Chapter 6

Josiah turned and quickly made his way back to the barn. 'Thank God there are no animals in there,' he thought as the fire began to lick its way up the walls and the fresh hay burned rapidly.

"Josiah! Jed's missing." Marion had made her way from the house to tell her husband that their grandson was nowhere to be found. "He's not in the house. I don't know where he could be at this hour."

"Marion, I don't have time to search for him right now." Both turned as headlights lit up the driveway. Two beat-up pick-up trucks pulled up and four men from two neighboring farms sprung out. "Josiah, where are the buckets?"

"Over there, by the fence." The five men then put themselves in a line from the horse trough to the side of the barn where a bucket brigade tried to douse some of the flames and keep the barn from burning down. Five minutes later a siren was heard. "Thank God! Marion, go up to the driveway and direct the volunteers where to put the hose in."

Marion turned to do as she was told but a familiar voice was heard over the noise of the bucket brigade. "Help me, Grandma!"

Marion turned back to the barn only to see Jed's anguished face in the upper hay window as he screamed once again. "HELP ME!"

"Jed!" She ran to her husband shouting, "Josiah! LOOK! It's Jed! He's in the hay loft!"

Josiah looked at where his wife was pointing, a sick feeling enveloping him as he saw his grandson's face highlighted by the flames as they danced higher and higher toward that opening. "Luke, you and George put the water on this side. Jed's in the hay loft."

"Grandpa! Help me!" Jed continued to yell, trying to stay calm but he knew that it was only a matter of minutes before the hay around him caught fire.

"Josiah, DO SOMETHING! He's not going to last much longer!" Marion screamed at her husband.

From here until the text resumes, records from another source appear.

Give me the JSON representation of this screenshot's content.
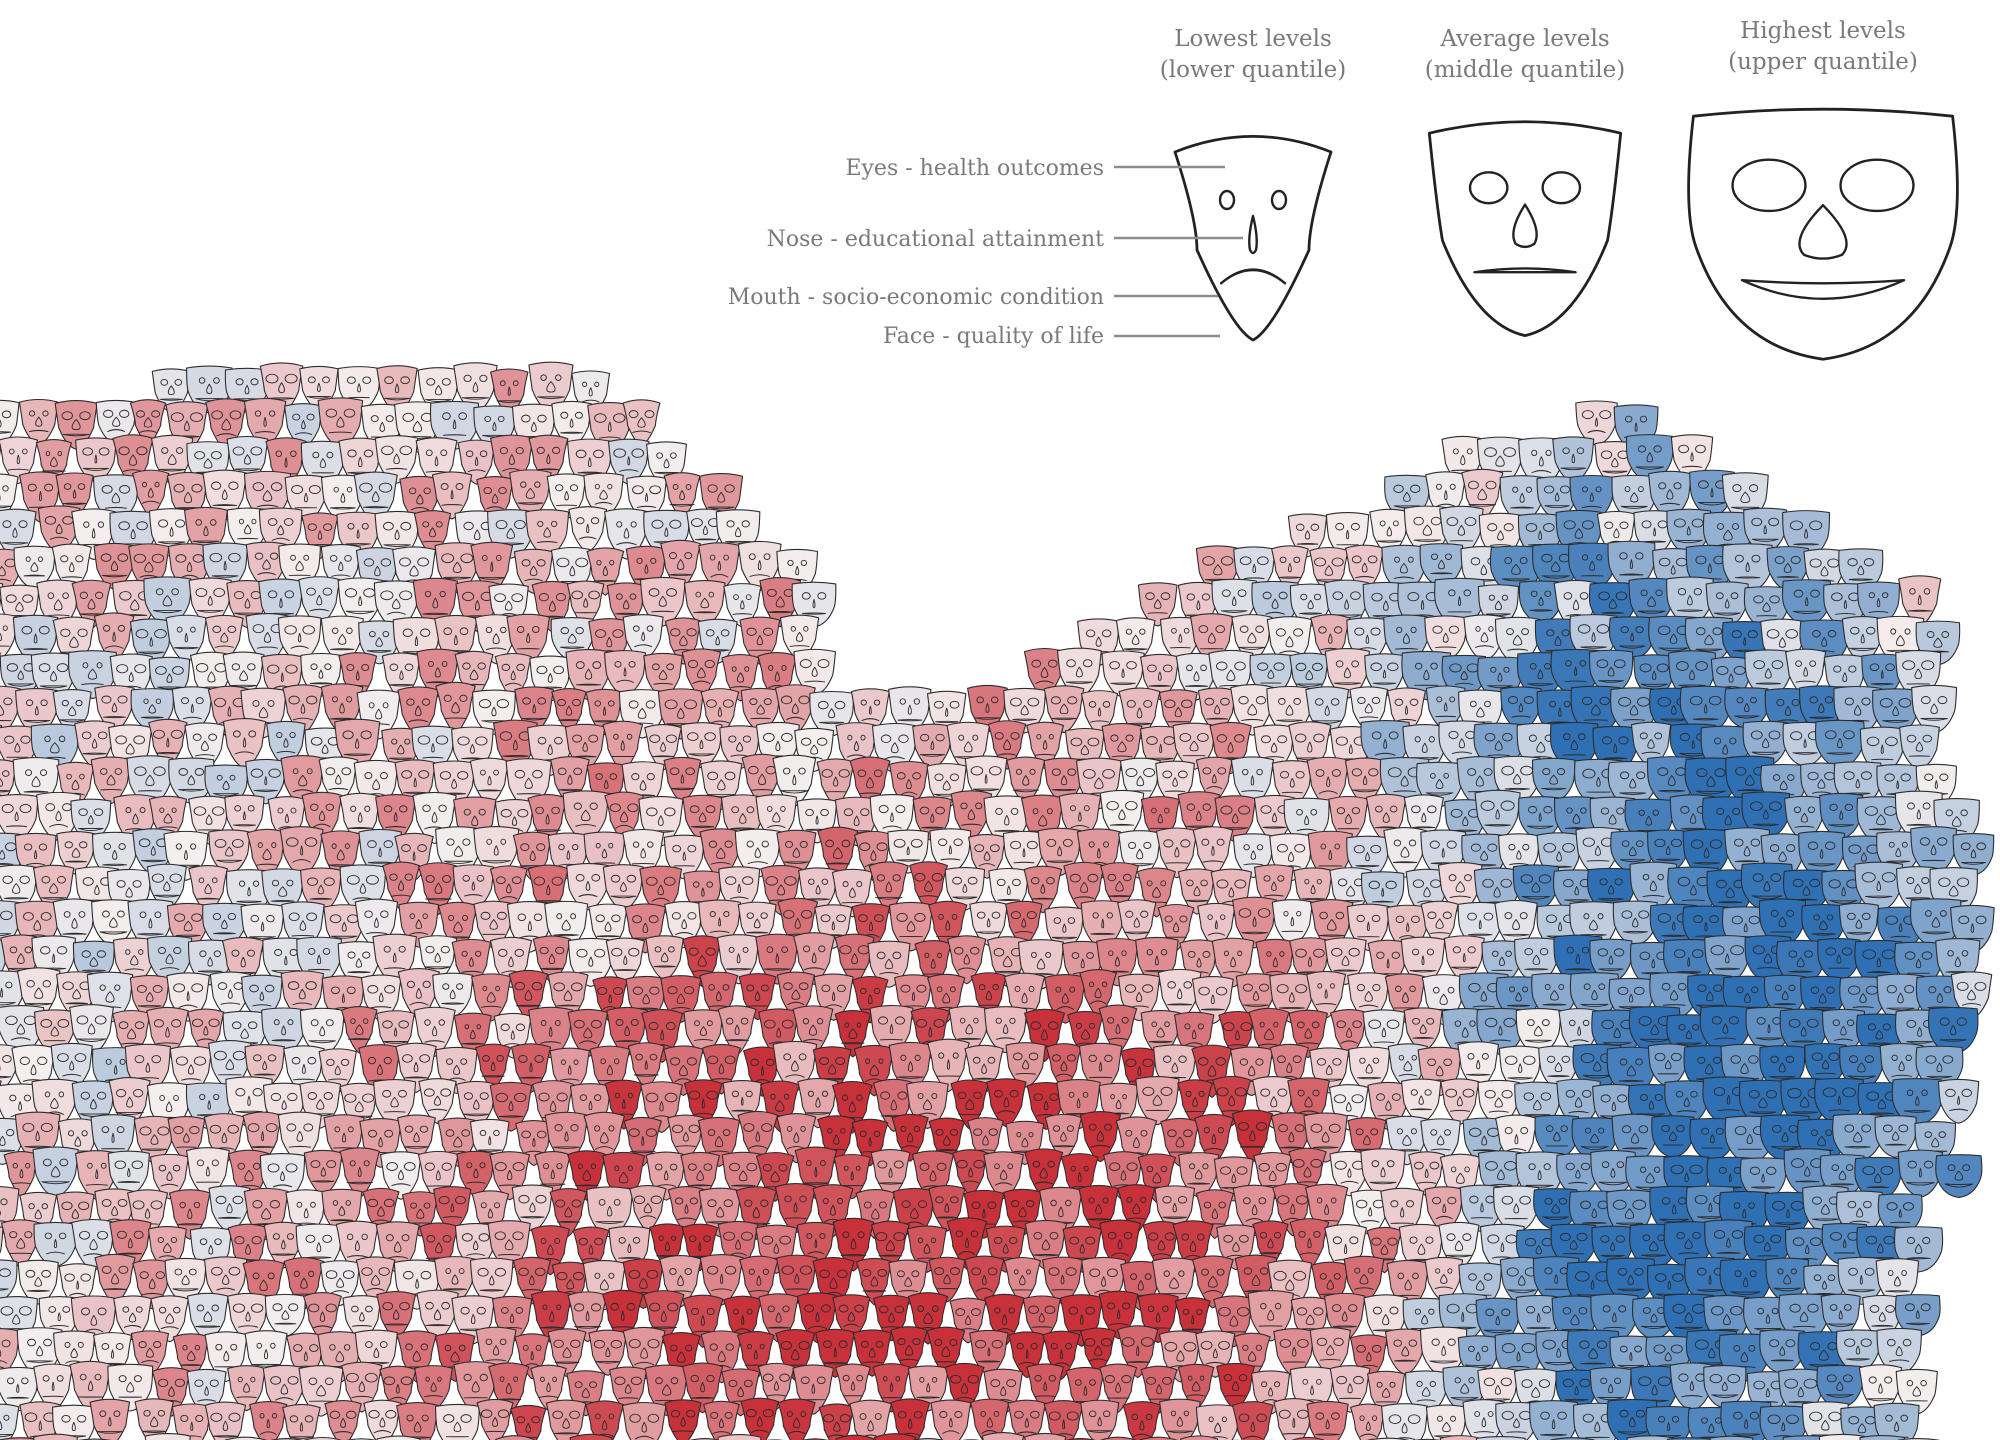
{
  "chart_data": {
    "type": "scatter",
    "subtype": "chernoff-faces",
    "legend": {
      "levels": [
        {
          "title": "Lowest levels",
          "subtitle": "(lower quantile)",
          "level": 0
        },
        {
          "title": "Average levels",
          "subtitle": "(middle quantile)",
          "level": 0.5
        },
        {
          "title": "Highest levels",
          "subtitle": "(upper quantile)",
          "level": 1
        }
      ],
      "features": [
        {
          "label": "Eyes - health outcomes"
        },
        {
          "label": "Nose - educational attainment"
        },
        {
          "label": "Mouth - socio-economic condition"
        },
        {
          "label": "Face - quality of life"
        }
      ]
    },
    "color_scale": {
      "low": "#c8303a",
      "mid": "#f4eeee",
      "high": "#2f70b4",
      "outline": "#2d2d2d",
      "leader_line": "#8c8c8c"
    },
    "map_region": {
      "description_free": true,
      "value_range": [
        0,
        1
      ]
    },
    "title": "",
    "xlabel": "",
    "ylabel": ""
  }
}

"I'm coming, son. I'm coming." Josiah looked around for a ladder and spotted one about a hundred feet away from the barn. He ran as fast as his sixty-five year old legs would take him and dragged the heavy wood over to the side of the barn that Jed had been seen.

'Had been seen' suddenly flared in Josiah's mind. "JED!" he screamed. "Jed where are you?"

A couple of the volunteer fireman held the ladder as Josiah scrambled up and through the hay opening. The smoke was intense and he could barely see where he was going. Flames were beginning to lick at his boots as the hay rapidly caught fire. "JED! JED! Where are you? Talk to me!"

He quickly scanned the loft, unable to see any sign of his grandson. "JED! Where are you son?" The acid smoke was beginning to make it hard for him to breathe but he was determined to find the boy. Or die trying.